Cylindrical and Spherical Capacitors: Series and Parallel Combinations
- Capacitors can be connected in series and parallel combinations
- In series combination, the total capacitance is less than the capacitance of individual capacitors
- In parallel combination, the total capacitance is the sum of the capacitance of individual capacitors
- Let’s derive the formula for the series combination
Consider two capacitors connected in series with capacitances C1 and C2.
- The charge on the capacitors is the same, denoted by Q.
- The voltage across C1 is V1 and across C2 is V2.
- Applying the fundamental equation Q = CV, we have Q = C1 * V1 and Q = C2 * V2.
- The total voltage V across the series combination is the sum of individual voltages: V = V1 + V2.
- From the fundamental equation, we have Q = CT * V, where CT is the total capacitance.
- Substituting the values of Q, V, C1, and C2, we obtain C1 * V1 + C2 * V2 = CT * (V1 + V2).
- Rearranging the equation gives us C1 * V1 + C2 * V2 = CT * V1 + CT * V2.
- Grouping terms, we have C1 * V1 - CT * V1 = CT * V2 - C2 * V2.
- Factoring out V1 and V2, we obtain V1 * (C1 - CT) = V2 * (CT - C2).
- Dividing both sides by CT - C2, we get V1 = (V2 * (CT - C2)) / (C1 - CT).
Series Combination: Example
Consider two capacitors with capacitances C1 = 4 µF and C2 = 6 µF.
- The total capacitance in the series combination is CT = (C1 * C2) / (C1 + C2).
- Substituting the given values, CT = (4 µF * 6 µF) / (4 µF + 6 µF) = 24 µF / 10 µF = 2.4 µF.
- Let’s assume V2 = 10V.
- We can now calculate V1 using the formula derived previously.
Series Combination: Example (2)
- Substituting V2 = 10V, CT = 2.4 µF, C1 = 4 µF, and C2 = 6 µF in the formula, we have V1 = (10V * (2.4 µF - 6 µF)) / (4 µF - 2.4 µF).
- Simplifying the equation, V1 = (10V * (-3.6 µF)) / (1.6 µF) = -22.5V.
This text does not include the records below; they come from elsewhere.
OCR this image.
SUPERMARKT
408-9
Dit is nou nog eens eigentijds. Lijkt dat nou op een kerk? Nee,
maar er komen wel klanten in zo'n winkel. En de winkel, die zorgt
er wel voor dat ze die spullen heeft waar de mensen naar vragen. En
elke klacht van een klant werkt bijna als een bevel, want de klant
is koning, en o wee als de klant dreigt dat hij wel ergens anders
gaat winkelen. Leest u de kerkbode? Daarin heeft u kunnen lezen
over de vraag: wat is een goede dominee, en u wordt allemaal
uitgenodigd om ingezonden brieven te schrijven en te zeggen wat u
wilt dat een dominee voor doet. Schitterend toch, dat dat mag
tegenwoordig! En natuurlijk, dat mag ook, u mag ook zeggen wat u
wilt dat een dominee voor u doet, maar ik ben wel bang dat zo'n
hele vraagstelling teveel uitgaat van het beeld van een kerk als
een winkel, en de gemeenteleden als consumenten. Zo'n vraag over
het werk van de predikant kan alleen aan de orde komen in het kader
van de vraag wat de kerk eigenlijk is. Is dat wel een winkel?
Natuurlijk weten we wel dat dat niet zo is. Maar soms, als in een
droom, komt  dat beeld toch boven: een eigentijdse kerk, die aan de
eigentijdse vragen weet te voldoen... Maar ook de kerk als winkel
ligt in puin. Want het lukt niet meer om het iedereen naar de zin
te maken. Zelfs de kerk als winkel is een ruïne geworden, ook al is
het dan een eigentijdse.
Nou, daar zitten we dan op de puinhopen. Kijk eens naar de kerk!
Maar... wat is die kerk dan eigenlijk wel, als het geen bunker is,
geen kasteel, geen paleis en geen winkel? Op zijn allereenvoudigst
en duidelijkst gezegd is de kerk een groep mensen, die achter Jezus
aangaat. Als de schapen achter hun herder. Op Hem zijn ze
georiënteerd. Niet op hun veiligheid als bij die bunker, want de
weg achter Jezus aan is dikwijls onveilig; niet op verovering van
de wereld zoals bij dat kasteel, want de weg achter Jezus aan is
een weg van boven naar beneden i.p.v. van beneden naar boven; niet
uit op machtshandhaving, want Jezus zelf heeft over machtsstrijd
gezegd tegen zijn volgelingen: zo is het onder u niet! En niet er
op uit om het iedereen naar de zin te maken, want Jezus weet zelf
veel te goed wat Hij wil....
- Therefore, the voltage across the first capacitor (V1) is -22.5V, indicating that its polarity is opposite to the chosen direction.
- Capacitors can also be connected in parallel.
- In this case, the total capacitance (CT) is the sum of individual capacitances: CT = C1 + C2 + C3 + …
- The voltage across each capacitor is the same in a parallel combination.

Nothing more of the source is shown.